LONDON, May 5 (UPI) -- The victory of Boris Johnson in London's mayoral election represents the emergence of a new generation of politicians into the struggle for power. The baby boomers are starting the long, sad slide into senescence. The generation X-ers are on the march.
The first sign of this great shift came in Russia earlier this year when Dmitry Medvedev, at 44 just two years older than Johnson, succeeded Vladimir Putin as president. The crucial sign will come in the United States later this year, where uniquely all three generations are battling for the presidency.
As well as Sen. Hillary Clinton, the classic baby boomer, and the young upstart Sen. Barack Obama, the classic generation X-er (and son of a restless and globe-trotting baby-boomer mother), Sen.
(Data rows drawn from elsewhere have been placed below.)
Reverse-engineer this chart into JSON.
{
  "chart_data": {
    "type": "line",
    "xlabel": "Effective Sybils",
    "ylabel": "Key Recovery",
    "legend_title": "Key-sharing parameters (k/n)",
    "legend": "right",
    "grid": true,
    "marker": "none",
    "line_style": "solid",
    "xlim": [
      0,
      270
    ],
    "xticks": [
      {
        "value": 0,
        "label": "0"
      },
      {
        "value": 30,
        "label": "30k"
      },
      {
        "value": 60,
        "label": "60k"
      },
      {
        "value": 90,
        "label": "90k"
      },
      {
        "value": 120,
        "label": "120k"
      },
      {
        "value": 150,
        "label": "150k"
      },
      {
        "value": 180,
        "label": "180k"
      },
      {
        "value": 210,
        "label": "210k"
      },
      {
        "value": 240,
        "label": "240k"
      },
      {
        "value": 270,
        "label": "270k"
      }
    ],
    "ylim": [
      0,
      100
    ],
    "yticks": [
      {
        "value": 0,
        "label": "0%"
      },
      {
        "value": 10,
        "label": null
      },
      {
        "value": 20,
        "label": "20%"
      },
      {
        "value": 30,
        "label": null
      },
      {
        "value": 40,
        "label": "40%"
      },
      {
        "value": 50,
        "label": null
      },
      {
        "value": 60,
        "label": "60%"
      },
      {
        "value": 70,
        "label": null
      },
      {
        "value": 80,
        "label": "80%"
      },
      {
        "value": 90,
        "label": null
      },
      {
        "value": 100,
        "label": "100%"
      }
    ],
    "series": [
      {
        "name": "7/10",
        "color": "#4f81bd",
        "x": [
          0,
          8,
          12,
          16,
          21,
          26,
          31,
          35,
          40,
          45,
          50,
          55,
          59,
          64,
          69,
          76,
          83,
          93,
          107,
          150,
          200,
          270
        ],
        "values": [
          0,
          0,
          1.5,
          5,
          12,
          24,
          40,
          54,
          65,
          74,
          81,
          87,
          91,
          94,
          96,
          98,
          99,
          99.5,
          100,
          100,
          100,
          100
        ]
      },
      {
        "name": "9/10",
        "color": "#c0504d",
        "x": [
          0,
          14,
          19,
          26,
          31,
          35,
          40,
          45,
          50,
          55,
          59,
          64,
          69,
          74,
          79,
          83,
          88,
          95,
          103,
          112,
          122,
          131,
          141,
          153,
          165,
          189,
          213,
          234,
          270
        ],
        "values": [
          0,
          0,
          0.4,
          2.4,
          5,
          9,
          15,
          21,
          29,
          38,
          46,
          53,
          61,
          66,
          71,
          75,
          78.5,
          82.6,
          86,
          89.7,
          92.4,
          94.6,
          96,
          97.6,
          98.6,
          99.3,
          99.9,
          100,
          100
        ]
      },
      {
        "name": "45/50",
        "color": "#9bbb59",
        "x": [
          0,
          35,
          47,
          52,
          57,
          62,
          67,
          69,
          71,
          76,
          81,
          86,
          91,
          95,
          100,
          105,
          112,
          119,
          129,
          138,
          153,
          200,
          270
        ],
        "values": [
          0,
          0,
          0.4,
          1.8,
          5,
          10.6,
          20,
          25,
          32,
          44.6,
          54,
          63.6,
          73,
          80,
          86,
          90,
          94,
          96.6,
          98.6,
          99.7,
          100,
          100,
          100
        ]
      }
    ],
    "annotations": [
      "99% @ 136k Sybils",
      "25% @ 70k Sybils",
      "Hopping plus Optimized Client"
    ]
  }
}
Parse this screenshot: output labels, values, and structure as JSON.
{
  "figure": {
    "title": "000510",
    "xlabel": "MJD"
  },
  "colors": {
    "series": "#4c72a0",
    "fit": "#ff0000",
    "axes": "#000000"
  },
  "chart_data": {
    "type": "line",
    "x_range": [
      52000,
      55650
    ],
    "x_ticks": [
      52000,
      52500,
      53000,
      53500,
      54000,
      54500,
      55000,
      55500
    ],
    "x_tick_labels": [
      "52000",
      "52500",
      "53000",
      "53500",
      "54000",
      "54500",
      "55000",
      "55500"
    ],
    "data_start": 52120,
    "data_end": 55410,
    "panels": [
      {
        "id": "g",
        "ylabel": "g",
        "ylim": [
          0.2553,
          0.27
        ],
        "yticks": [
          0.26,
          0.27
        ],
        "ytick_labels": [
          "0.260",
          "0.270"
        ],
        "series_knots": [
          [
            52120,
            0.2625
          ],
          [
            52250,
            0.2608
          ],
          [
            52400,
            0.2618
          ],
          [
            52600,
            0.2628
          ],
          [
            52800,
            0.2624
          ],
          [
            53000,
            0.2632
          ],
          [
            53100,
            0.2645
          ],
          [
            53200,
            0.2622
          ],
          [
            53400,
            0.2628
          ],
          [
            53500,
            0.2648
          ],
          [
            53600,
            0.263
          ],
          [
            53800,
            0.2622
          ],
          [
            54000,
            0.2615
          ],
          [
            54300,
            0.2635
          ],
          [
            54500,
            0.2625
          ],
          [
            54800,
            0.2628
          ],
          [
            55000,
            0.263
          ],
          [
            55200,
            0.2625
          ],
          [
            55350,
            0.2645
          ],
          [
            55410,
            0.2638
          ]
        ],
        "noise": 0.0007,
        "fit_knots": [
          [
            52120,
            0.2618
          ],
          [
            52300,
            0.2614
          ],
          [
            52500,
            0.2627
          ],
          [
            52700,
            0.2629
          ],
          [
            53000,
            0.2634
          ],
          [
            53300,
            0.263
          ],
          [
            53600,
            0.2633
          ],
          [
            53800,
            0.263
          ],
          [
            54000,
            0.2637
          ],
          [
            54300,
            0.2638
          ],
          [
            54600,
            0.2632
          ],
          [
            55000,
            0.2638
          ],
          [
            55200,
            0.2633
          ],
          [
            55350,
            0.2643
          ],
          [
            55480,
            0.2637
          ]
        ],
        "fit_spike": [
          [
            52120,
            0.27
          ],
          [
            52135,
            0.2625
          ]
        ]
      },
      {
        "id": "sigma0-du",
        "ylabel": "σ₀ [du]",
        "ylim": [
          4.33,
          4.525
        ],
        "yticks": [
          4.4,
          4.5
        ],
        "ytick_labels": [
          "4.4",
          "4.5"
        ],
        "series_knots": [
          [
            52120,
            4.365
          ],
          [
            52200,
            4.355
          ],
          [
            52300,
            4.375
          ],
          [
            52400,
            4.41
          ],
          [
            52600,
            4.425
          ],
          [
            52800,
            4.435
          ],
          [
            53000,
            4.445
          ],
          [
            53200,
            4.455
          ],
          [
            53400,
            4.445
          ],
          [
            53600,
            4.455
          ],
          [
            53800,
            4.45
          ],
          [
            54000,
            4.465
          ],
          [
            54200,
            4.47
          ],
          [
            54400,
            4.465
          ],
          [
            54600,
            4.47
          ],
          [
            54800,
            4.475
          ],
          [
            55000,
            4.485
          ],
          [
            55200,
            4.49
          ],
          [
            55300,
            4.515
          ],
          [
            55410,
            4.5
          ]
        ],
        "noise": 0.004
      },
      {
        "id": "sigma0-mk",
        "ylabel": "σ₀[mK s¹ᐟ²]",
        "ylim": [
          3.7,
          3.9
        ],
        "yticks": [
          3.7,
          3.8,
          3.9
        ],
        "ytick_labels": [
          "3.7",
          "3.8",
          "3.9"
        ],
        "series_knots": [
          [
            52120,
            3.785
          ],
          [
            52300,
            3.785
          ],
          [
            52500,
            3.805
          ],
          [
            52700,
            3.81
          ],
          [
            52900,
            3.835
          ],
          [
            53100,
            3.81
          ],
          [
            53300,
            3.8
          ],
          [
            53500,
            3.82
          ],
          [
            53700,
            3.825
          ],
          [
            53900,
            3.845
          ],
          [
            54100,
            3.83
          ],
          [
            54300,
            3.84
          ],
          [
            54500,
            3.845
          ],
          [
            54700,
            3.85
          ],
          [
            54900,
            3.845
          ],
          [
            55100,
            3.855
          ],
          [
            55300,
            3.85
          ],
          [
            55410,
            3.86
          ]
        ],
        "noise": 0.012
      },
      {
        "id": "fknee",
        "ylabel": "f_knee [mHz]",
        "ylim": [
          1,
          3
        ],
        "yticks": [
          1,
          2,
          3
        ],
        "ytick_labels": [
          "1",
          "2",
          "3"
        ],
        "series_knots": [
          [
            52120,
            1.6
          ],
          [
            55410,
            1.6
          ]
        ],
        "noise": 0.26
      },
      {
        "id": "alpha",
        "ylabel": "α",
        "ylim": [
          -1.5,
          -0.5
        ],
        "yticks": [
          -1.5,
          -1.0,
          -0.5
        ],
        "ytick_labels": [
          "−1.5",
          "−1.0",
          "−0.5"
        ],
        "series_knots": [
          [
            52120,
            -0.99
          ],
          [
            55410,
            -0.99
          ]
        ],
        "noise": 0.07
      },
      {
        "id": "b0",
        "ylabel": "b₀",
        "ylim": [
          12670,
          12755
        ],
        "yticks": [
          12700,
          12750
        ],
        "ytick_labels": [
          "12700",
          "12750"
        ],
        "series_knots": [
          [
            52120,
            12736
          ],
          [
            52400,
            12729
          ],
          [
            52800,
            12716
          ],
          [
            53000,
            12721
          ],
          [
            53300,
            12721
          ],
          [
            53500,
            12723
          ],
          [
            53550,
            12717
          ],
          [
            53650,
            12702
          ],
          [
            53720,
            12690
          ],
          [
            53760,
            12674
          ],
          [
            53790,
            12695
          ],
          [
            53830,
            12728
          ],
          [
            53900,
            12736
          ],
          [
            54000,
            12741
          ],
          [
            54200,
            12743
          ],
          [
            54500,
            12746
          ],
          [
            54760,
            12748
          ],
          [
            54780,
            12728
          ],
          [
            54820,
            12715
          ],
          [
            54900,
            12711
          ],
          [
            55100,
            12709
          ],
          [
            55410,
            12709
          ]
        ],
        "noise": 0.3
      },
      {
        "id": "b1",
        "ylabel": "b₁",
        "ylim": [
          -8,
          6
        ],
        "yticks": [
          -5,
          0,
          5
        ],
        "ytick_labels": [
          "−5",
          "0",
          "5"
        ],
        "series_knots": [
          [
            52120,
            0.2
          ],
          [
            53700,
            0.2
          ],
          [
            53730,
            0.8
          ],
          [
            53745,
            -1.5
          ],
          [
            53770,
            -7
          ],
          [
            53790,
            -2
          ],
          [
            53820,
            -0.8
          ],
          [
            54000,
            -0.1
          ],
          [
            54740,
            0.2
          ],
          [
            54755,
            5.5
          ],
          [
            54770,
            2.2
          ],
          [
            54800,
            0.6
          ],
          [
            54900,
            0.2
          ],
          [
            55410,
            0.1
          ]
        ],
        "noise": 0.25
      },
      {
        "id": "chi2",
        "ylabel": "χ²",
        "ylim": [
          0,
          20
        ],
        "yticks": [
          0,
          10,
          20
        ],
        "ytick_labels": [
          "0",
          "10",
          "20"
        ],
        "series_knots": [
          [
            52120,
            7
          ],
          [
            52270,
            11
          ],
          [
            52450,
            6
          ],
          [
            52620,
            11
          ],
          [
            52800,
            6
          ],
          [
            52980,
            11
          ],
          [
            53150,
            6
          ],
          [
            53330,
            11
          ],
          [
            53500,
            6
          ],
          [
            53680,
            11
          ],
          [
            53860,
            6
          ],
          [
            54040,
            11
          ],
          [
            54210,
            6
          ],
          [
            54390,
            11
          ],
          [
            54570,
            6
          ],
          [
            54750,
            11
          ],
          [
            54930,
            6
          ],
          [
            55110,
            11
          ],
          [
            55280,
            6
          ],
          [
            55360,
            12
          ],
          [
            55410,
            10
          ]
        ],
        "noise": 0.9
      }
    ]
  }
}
John McCain represents the Silent Generation.
Born in the Great Depression of the 1930s to a career Navy officer and thus a member of what Americans now call the greatest generation for their wartime feats, McCain falls into that gap before the coming of the baby boomers that is known as the Silents. They were the ones who came of age in the 1950s, that period of American conformity and the anti-Communist witch hunts of the McCarthy era.
It has always been unfair to call this generation the Silents, when they produced the beatniks, rock 'n' roll, Elvis Presley and Margaret Thatcher, and launched the civil rights movement in the United States. And few of them were less silent than the rowdy, rebellious and trouble-making fighter pilot McCain.